Lodevole invece quello che sta facendo l’Enel, cioè l’introduzione di centrali a carbone: quelle di ultima generazione (ad esempio l’impianto di Torrevaldaliga a Civitavecchia) emettono poco e producono elettricità a costi molto ragionevoli. Naturalmente scontano l’opposizione degli “ambientalisti”, con tutti gli ostacoli e i ritardi che questo comporta. Alla luce di quanto sopra, il mix ideale delle fonti di energia deve vedere una molto rafforzata presenza del carbone, il mantenimento della quota di gas, una rafforzata presenza (a incentivi assai ridotti) di fotovoltaico, l’eolico che può sostenere i suoi investimenti con bassi incentivi, e tutto l’idroelettrico possibile; anche la fonte geotermica andrebbe potenziata: una parte degli incentivi al fotovoltaico potrebbe essere destinata a promuoverla. Naturalmente, a proposito di incentivi, la stabilità e la certezza della normativa sono essenziali allo sviluppo di un serio sistema industriale.

Prevenire gli straripamenti
L’altro grande problema ambientale dei nostri giorni è il dissesto idrogeologico, che negli ultimi tempi ha causato una serie di drammatici disastri originati dalle precipitazioni. Tali eventi non sono nuovi, ma solo la  ripetizione di una situazione destinata a perpetuarsi fin quando non si deciderà di fare investimenti d’importo adeguato in lavori ben progettati ed effettivamente eseguiti, secondo criteri che non hanno bisogno di essere scoperti, essendo ben noti e praticati in tutti i paesi civili. La prima cosa da fare è la programmazione e la progettazione degli interventi per mettere in sicurezza il territorio: deve essere effettuata in riferimento a un territorio ampio, che includa tutti i bacini imbriferi che recapitano nella zona: il soggetto elettivo per questo compito è, nel rispetto della normativa comunitaria, l’autorità di distretto idrografico. Purtroppo tale soggetto, introdotto nel nostro ordinamento nel 2006, per l’ignavia, l’insipienza o l’incapacità delle successive amministrazioni non è mai stato effettivamente organizzato.

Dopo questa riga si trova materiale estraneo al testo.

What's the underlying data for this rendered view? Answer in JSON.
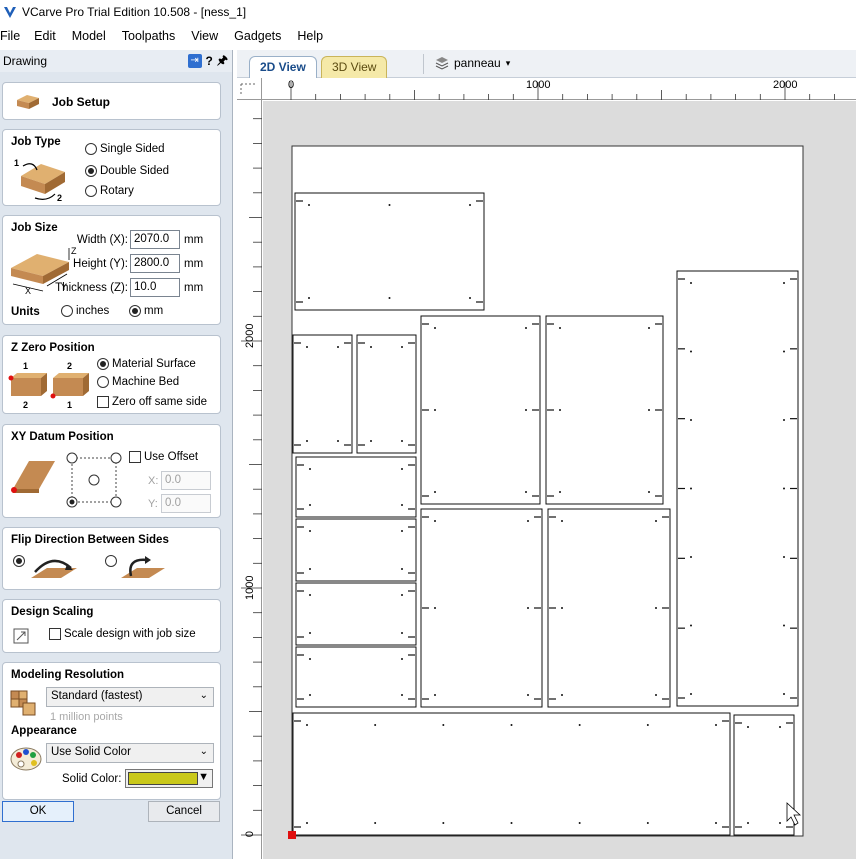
{
  "window": {
    "title": "VCarve Pro Trial Edition 10.508 - [ness_1]"
  },
  "menu": [
    "File",
    "Edit",
    "Model",
    "Toolpaths",
    "View",
    "Gadgets",
    "Help"
  ],
  "panel": {
    "header": "Drawing",
    "header_help": "?",
    "job_setup_title": "Job Setup",
    "job_type": {
      "title": "Job Type",
      "options": [
        "Single Sided",
        "Double Sided",
        "Rotary"
      ],
      "selected": "Double Sided",
      "diagram_label_1": "1",
      "diagram_label_2": "2"
    },
    "job_size": {
      "title": "Job Size",
      "width_label": "Width (X):",
      "width_value": "2070.0",
      "height_label": "Height (Y):",
      "height_value": "2800.0",
      "thickness_label": "Thickness (Z):",
      "thickness_value": "10.0",
      "unit_mm": "mm",
      "units_label": "Units",
      "unit_options": [
        "inches",
        "mm"
      ],
      "unit_selected": "mm",
      "axis_x": "X",
      "axis_y": "Y",
      "axis_z": "Z"
    },
    "z_zero": {
      "title": "Z Zero Position",
      "options": [
        "Material Surface",
        "Machine Bed"
      ],
      "selected": "Material Surface",
      "checkbox_label": "Zero off same side",
      "checkbox_checked": false,
      "block_labels_top": [
        "1",
        "2"
      ],
      "block_labels_bottom": [
        "2",
        "1"
      ]
    },
    "xy_datum": {
      "title": "XY Datum Position",
      "use_offset_label": "Use Offset",
      "use_offset_checked": false,
      "x_label": "X:",
      "x_value": "0.0",
      "y_label": "Y:",
      "y_value": "0.0"
    },
    "flip": {
      "title": "Flip Direction Between Sides",
      "selected_index": 0
    },
    "scaling": {
      "title": "Design Scaling",
      "checkbox_label": "Scale design with job size",
      "checked": false
    },
    "modeling": {
      "title": "Modeling Resolution",
      "selected": "Standard (fastest)",
      "hint": "1 million points"
    },
    "appearance": {
      "title": "Appearance",
      "selected": "Use Solid Color",
      "solid_color_label": "Solid Color:",
      "solid_color": "#c9c81a"
    },
    "ok_label": "OK",
    "cancel_label": "Cancel"
  },
  "view": {
    "tab_2d": "2D View",
    "tab_3d": "3D View",
    "layer": "panneau",
    "ruler_top": [
      "0",
      "1000",
      "2000"
    ],
    "ruler_left": [
      "2000",
      "1000",
      "0"
    ]
  },
  "colors": {
    "panel_bg": "#dfe6ee",
    "canvas_bg": "#dcdcdc",
    "datum_marker": "#e01010",
    "material_wood": "#c48a52"
  }
}
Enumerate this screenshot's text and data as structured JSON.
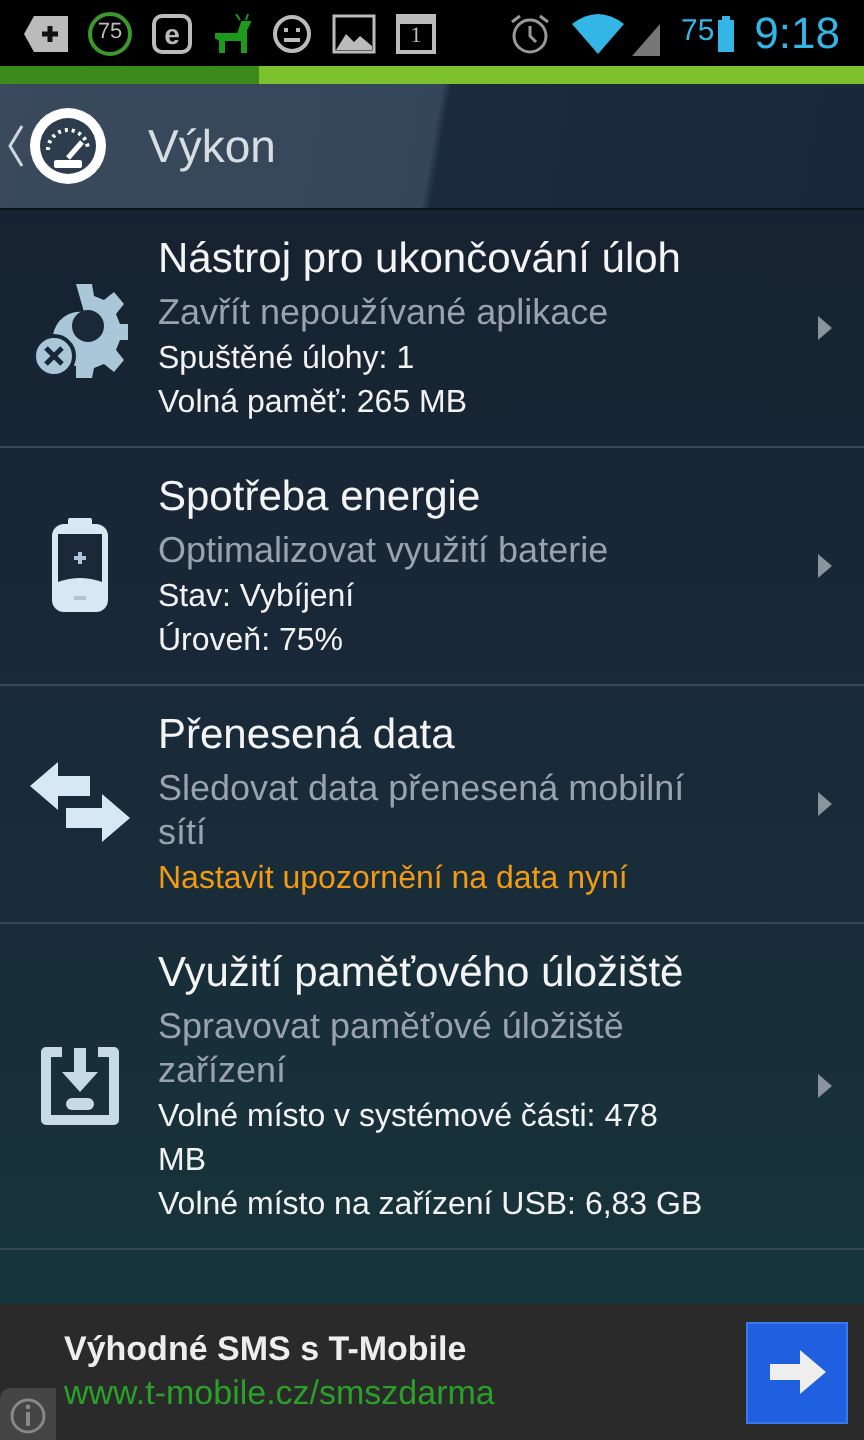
{
  "status_bar": {
    "level_badge": "75",
    "e_icon_letter": "e",
    "calendar_day": "1",
    "battery_percent": "75",
    "time": "9:18"
  },
  "header": {
    "title": "Výkon"
  },
  "items": [
    {
      "kind": "tasks",
      "title": "Nástroj pro ukončování úloh",
      "subtitle": "Zavřít nepoužívané aplikace",
      "details": [
        {
          "text": "Spuštěné úlohy: 1",
          "kind": "info"
        },
        {
          "text": "Volná paměť: 265 MB",
          "kind": "info"
        }
      ]
    },
    {
      "kind": "battery",
      "title": "Spotřeba energie",
      "subtitle": "Optimalizovat využití baterie",
      "details": [
        {
          "text": "Stav: Vybíjení",
          "kind": "info"
        },
        {
          "text": "Úroveň: 75%",
          "kind": "info"
        }
      ]
    },
    {
      "kind": "data",
      "title": "Přenesená data",
      "subtitle": "Sledovat data přenesená mobilní sítí",
      "details": [
        {
          "text": "Nastavit upozornění na data nyní",
          "kind": "alert"
        }
      ]
    },
    {
      "kind": "storage",
      "title": "Využití paměťového úložiště",
      "subtitle": "Spravovat paměťové úložiště zařízení",
      "details": [
        {
          "text": "Volné místo v systémové části: 478 MB",
          "kind": "info"
        },
        {
          "text": "Volné místo na zařízení USB: 6,83 GB",
          "kind": "info"
        }
      ]
    }
  ],
  "ad": {
    "title": "Výhodné SMS s T-Mobile",
    "url": "www.t-mobile.cz/smszdarma"
  }
}
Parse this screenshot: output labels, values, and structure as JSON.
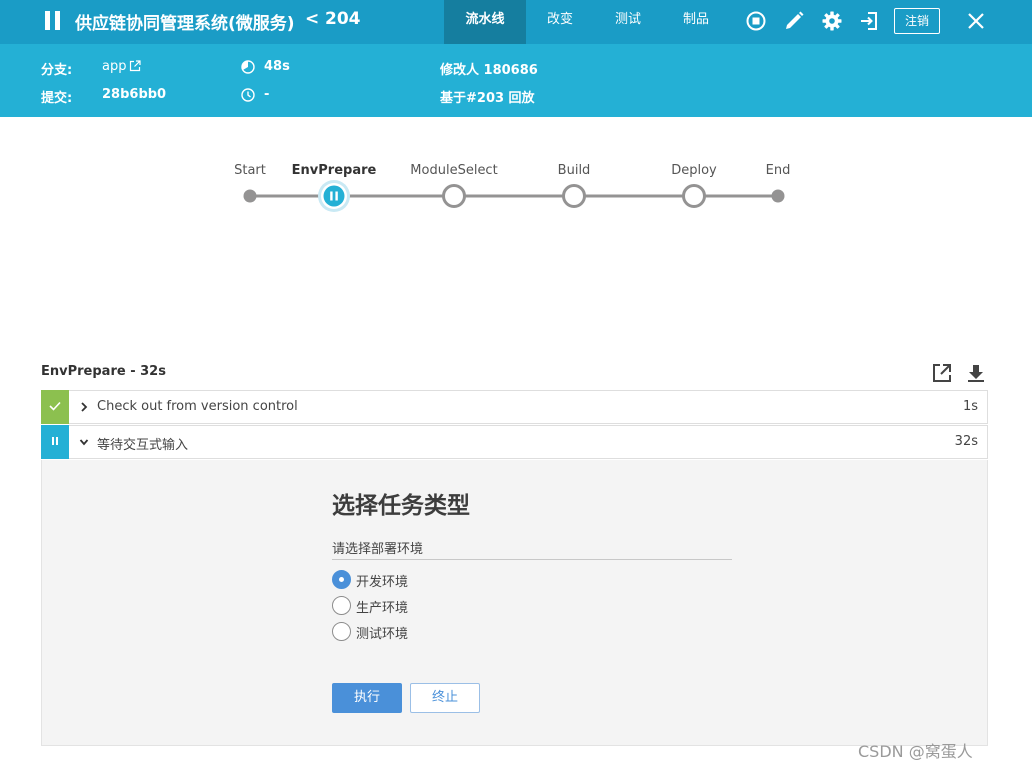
{
  "header": {
    "app_title": "供应链协同管理系统(微服务)",
    "back_chevron": "<",
    "run_number": "204",
    "tabs": [
      {
        "label": "流水线",
        "active": true
      },
      {
        "label": "改变",
        "active": false
      },
      {
        "label": "测试",
        "active": false
      },
      {
        "label": "制品",
        "active": false
      }
    ],
    "icons": [
      "pause-icon",
      "stop-icon",
      "edit-icon",
      "gear-icon",
      "exit-icon",
      "close-icon"
    ],
    "logout_label": "注销",
    "colors": {
      "bar": "#1a9cc6",
      "active_tab": "#157e9f"
    }
  },
  "info": {
    "branch_label": "分支:",
    "branch_value": "app",
    "commit_label": "提交:",
    "commit_value": "28b6bb0",
    "duration_value": "48s",
    "time_value": "-",
    "changer_value": "修改人 180686",
    "based_on_value": "基于#203 回放",
    "colors": {
      "bar": "#24b0d5"
    }
  },
  "pipeline": {
    "stages": [
      {
        "label": "Start",
        "kind": "endpoint"
      },
      {
        "label": "EnvPrepare",
        "kind": "paused",
        "current": true
      },
      {
        "label": "ModuleSelect",
        "kind": "not_built"
      },
      {
        "label": "Build",
        "kind": "not_built"
      },
      {
        "label": "Deploy",
        "kind": "not_built"
      },
      {
        "label": "End",
        "kind": "endpoint"
      }
    ],
    "colors": {
      "line": "#949393",
      "paused": "#24b0d5",
      "paused_ring": "#c9e9f4"
    }
  },
  "log": {
    "stage_heading": "EnvPrepare - 32s",
    "icons": [
      "popout-icon",
      "download-icon"
    ],
    "steps": [
      {
        "title": "Check out from version control",
        "duration": "1s",
        "status": "success",
        "expanded": false
      },
      {
        "title": "等待交互式输入",
        "duration": "32s",
        "status": "paused",
        "expanded": true
      }
    ],
    "colors": {
      "success": "#8cc04f",
      "paused": "#24b0d5"
    }
  },
  "input": {
    "title": "选择任务类型",
    "prompt": "请选择部署环境",
    "options": [
      {
        "label": "开发环境",
        "checked": true
      },
      {
        "label": "生产环境",
        "checked": false
      },
      {
        "label": "测试环境",
        "checked": false
      }
    ],
    "proceed_label": "执行",
    "abort_label": "终止",
    "colors": {
      "primary": "#4a90d9"
    }
  },
  "watermark": "CSDN @窝蛋人"
}
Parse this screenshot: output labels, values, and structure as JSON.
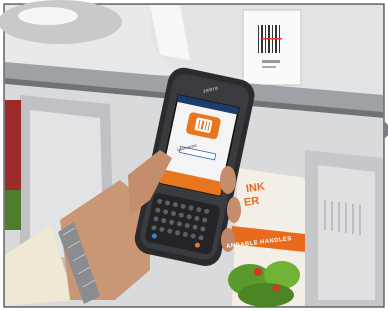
{
  "device": {
    "brand": "zebra",
    "screen_field_label": "Lastname"
  },
  "shelf_sign": {
    "line_1": "INK",
    "line_2": "ER",
    "band_text": "ANDABLE HANDLES"
  },
  "colors": {
    "screen_orange": "#e8761f",
    "screen_white": "#f4f4f4",
    "device_body": "#2b2b2d",
    "shelf_grey": "#d7d8da",
    "skin": "#c99676",
    "sign_orange": "#e96a1c",
    "sign_green": "#5a9a2c"
  }
}
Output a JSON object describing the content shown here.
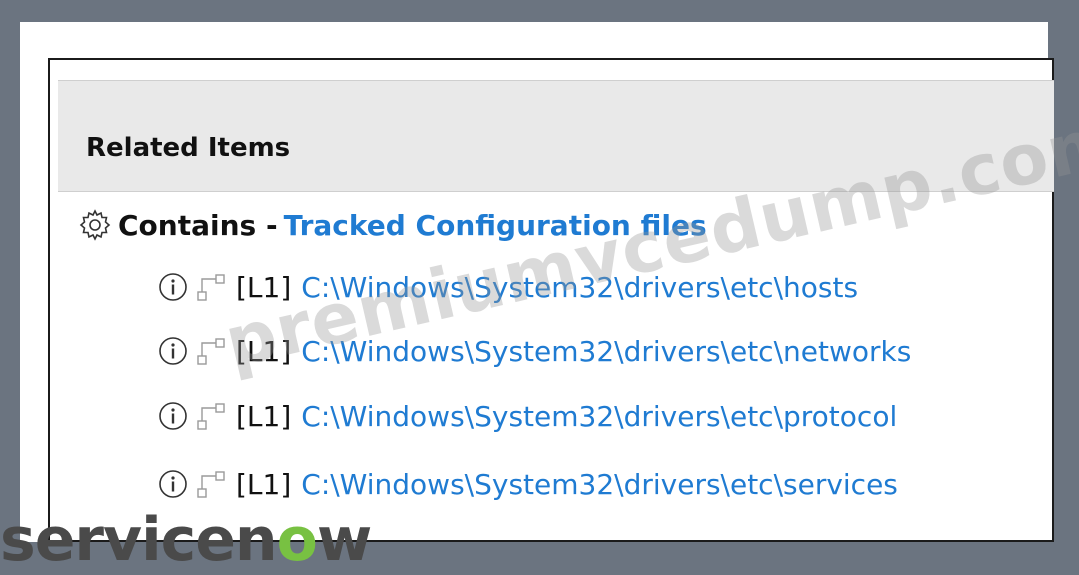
{
  "related_items": {
    "title": "Related Items",
    "relation_label": "Contains -",
    "relation_link": "Tracked Configuration files",
    "items": [
      {
        "level": "[L1]",
        "path": "C:\\Windows\\System32\\drivers\\etc\\hosts"
      },
      {
        "level": "[L1]",
        "path": "C:\\Windows\\System32\\drivers\\etc\\networks"
      },
      {
        "level": "[L1]",
        "path": "C:\\Windows\\System32\\drivers\\etc\\protocol"
      },
      {
        "level": "[L1]",
        "path": "C:\\Windows\\System32\\drivers\\etc\\services"
      }
    ]
  },
  "watermark": "premiumvcedump.com",
  "brand": {
    "prefix": "servicen",
    "o": "o",
    "suffix": "w"
  },
  "colors": {
    "link": "#1f7bd2",
    "header_bg": "#e9e9e9",
    "brand_green": "#78c142"
  },
  "icons": {
    "relation": "gear-icon",
    "item_info": "info-icon",
    "item_relation": "relationship-icon"
  }
}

Quanto poi all’esecuzione, abbiamo la dimostrazione storicamente provata che comuni, comunità montane ed enti di livello paragonabile non sono assolutamente in grado di garantire nulla quanto ad efficacia e tempestività degli investimenti. Da un’indagine svolta nel 2005, risultarono impegnati meno della metà dei fondi stanziati prima del 2000, che non erano certo moltissimi, ma neanche pochi, trattandosi di alcuni miliardi di euro: quello che occorre è quindi un soggetto di  livello nazionale sotto assoluto controllo pubblico, non burocratico, che realizzi bene e velocemente le opere assegnatogli. Occorre anche intervenire sulla normativa, per esempio rendendo più semplice la pulizia e la manutenzione dei corsi d’acqua, oggi resa sostanzialmente impossibile da una normative ideologica e ignorante. Futuro dell’energia con l’annesso della qualità dell’aria e dissesto idrogeologico sono i problemi ambientali oggi più importanti. Problemi che non si risolvono con la demagogia né con l’ignoranza, che hanno bisogno di giusta ponderazione e di un’azione amministrativa continua e sapiente: qualcuno sa a chi rivolgersi?